Determining which actors in Hollywood are overpaid is the easy part (hint: all of them). Determining which actors in Hollywood are the most overpaid is a little bit harder.
Luckily for you, unluckily for a swarm of angry agents, the ever enumerating number crunchers over at Forbes magazine have done all the dirty work, figuring out which stars provide the lowest returns on their exorbitant paychecks.
Let's just say, after scrolling through this list, hiring Mel Gibson may not seem like such a bad casting decision after all.
Will Ferrell proves (once again, incidentally) that there are some lists you don't want to find yourself on top of. Just like he did last year, the funnyman tops Forbes' list of actors who return the least amount of bang for their buck, bringing in studios $3.35 for every $1 they pay him. Not a terrible loss…until you realize he earned $15 million for the flop that was Land of the Lost. Costing $100 million to make, it only earned $69 million at the box office.

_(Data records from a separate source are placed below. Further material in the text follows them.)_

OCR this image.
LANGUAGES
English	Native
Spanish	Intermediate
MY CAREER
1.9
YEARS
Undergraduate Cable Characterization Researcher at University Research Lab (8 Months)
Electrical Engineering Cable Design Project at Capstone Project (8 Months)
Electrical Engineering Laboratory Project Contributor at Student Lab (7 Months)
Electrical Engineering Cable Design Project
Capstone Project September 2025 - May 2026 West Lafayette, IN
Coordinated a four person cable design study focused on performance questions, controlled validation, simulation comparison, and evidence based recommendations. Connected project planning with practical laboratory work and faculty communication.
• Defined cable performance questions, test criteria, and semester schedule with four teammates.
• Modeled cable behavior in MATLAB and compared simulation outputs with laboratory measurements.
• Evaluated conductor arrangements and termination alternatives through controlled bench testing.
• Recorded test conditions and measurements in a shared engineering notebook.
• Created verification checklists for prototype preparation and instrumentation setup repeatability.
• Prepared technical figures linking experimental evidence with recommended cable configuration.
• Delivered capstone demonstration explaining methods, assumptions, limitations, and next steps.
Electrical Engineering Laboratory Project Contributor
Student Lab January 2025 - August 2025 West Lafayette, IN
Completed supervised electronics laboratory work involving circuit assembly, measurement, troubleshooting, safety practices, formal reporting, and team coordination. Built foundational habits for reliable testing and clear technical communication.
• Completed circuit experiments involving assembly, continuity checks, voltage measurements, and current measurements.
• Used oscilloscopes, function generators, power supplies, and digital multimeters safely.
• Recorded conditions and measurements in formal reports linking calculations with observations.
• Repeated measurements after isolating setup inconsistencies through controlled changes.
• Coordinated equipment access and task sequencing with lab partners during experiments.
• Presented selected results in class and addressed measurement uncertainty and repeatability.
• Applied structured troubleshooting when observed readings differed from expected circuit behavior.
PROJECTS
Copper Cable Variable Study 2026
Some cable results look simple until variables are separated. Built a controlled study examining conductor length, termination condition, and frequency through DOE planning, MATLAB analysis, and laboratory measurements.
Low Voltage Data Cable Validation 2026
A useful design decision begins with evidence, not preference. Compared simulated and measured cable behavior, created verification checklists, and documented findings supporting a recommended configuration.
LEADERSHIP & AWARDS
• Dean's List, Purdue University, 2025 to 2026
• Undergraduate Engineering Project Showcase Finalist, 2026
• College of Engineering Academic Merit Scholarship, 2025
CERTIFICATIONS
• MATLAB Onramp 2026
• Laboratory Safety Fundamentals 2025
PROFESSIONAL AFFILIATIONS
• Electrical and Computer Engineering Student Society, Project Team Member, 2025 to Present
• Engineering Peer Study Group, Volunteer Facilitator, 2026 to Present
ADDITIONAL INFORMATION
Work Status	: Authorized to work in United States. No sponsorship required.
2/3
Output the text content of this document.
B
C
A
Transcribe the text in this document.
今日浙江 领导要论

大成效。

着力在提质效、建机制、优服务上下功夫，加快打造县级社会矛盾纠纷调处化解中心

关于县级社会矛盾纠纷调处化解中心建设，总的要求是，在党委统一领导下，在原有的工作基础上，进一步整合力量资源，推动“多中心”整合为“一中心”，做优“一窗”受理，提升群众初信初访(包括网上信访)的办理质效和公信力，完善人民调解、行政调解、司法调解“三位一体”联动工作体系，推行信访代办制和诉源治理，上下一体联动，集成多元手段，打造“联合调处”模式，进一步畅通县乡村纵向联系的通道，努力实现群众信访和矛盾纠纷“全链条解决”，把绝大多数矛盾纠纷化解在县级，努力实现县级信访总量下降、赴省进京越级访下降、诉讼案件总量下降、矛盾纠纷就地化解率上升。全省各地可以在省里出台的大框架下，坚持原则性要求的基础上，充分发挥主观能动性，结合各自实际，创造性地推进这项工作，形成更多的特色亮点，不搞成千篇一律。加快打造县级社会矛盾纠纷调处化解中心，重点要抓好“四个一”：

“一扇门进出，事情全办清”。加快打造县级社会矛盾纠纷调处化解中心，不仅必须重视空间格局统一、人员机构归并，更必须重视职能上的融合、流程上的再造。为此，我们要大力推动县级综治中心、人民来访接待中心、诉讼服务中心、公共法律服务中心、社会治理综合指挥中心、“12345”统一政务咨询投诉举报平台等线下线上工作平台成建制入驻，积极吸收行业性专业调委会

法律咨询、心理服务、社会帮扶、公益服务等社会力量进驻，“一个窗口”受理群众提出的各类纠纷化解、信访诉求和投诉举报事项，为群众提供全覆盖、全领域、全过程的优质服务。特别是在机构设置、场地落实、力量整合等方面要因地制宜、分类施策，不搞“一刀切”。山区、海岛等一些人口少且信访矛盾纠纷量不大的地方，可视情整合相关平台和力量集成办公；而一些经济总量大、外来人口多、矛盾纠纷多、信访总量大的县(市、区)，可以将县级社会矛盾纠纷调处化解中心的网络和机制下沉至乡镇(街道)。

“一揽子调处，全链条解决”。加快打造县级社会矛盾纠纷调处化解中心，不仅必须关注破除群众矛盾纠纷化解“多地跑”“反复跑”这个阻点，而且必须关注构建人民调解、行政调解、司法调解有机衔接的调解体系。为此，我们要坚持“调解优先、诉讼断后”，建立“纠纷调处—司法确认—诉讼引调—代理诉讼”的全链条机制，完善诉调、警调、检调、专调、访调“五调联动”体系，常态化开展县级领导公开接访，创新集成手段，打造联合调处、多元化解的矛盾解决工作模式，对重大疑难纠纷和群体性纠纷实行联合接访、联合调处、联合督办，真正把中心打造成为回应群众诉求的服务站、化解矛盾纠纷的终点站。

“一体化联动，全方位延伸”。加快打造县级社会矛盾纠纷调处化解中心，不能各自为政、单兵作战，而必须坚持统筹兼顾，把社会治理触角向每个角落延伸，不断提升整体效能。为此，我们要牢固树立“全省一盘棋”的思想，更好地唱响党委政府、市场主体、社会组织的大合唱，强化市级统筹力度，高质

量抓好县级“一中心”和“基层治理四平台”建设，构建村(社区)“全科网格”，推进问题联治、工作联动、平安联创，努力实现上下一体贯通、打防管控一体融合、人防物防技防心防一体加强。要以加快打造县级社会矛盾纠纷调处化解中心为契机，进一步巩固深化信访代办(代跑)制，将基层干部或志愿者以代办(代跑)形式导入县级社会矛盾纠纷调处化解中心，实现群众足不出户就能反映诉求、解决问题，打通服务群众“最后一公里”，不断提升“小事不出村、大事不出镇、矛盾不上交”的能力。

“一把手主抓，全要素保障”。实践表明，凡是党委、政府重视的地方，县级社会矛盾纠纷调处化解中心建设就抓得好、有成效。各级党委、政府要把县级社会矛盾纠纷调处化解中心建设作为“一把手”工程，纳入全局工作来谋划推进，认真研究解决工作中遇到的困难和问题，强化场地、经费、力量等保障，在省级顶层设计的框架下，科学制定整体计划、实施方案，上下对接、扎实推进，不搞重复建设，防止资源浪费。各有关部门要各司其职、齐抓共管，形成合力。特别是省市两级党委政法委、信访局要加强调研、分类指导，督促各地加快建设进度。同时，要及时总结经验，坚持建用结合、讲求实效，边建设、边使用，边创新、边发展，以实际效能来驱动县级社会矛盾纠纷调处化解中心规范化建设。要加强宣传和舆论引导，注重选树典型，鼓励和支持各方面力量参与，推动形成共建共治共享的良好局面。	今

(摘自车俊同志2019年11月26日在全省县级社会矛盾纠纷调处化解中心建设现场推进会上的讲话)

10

However, Ferrell's misfortune could be chalked up to a bit of bad timing. The Other Guys from earlier this year was a hit, though fell just outside the range of the time period that Forbes analyzed for their list. Plus, Megamind opens this weekend and is probably gonna be huge—not that it would impress the magazine much: they don't factor animated features into actor's box office haul, since they're not the real draw. Spoil sports.
Turns out, Ferrell and his funny buddies may be laughing all the way to the bank, but the studios aren't.
Eddie Murphy is number two on the list, pulling in $4.45 for every $1 he gets paid (which still seems like too much to us), thanks to recent flops Meet Dave and Imagine That, which grossed just $22 million.
Seth Rogen was fourth, earning $6.75 for every buck he pockets, and probably wouldn't have made the list at all had Funny People done a little better at the box office. Don't cry for him too much, though: The Green Hornet is on its way to a theater near you.
Funny People also made a dent in Adam Sandler's earning power, who placed ninth on the list, though he still brings the studio $8.45 for every dollar paid, and Grown Ups, his not-huge-but-respectable summer hit, fell just outside the period analyzed.
Jim Carrey, who rounded out the overpaid brigade, has The Number 23 and Fun With Dick and Jane to blame for his placement, as not even the success of Yes Man could help their box office. They brought down his average intake to $8.60 for every $1 he earned.
But it's not just comedians that were the clunkers last year.
Coming in at No. 3 on the list is Denzel Washington, whose films returned an average of $5.45 for every dollar spent on him. Unstoppable, coming out this month, will probably change that.
And the surprises just kept coming from there. His biggest role of the past year was undoubtedly that of Suri's doting papa, but unfortunately, that didn't do much for Tom Cruise's career, as he came in at No. 5. On the big screen, Valkyrie and Night & Day did Cruise no favors at the box office (at least compared to his golden past), meaning he earned the studios just $7.20 for every dollar pocketed. Cruise doesn't stay down for long, though, and his latest comeback, the next installment in the always-blockbuster Mission: Impossible series, is already in the works.
Drew Barrymore has the unflattering distinction of being the only woman on the cut (not because women are always so successful at the box office—Sex and the City 2 disproved that—but because they have yet to regularly pull down paychecks as big as men, thus making their losses less noticeable). Going the Distance did fine enough, but Lucky You and Everybody's Fine, well, didn't. Every buck spent on Drew yielded $7.45.
One of the more surprising entries on the list is perpetual golden boy Matt Damon, who just a few years ago, had the honor of providing the biggest box office bang for his buck. But that was before Green Zone, Invictus and The Informant were released in a blaze of underperforming glory and he landed at No. 7 on the list. And what with him suddenly out of the Bourne films…well, we can't be the only ones crossing our fingers for Good Will Hunting 2. He returns an average of $8.30 on every dollar.
Now, this one's interesting. Vince Vaughn came in at No. 8, and that's before the trailer for his upcoming film The Dilemma decided to offend and alienate half his possible audience. Someone should've told him he could use all the goodwill the public is willing to muster as Four Christmases and Fred Clause yielded a less than merry $8.35 per $1 paid out.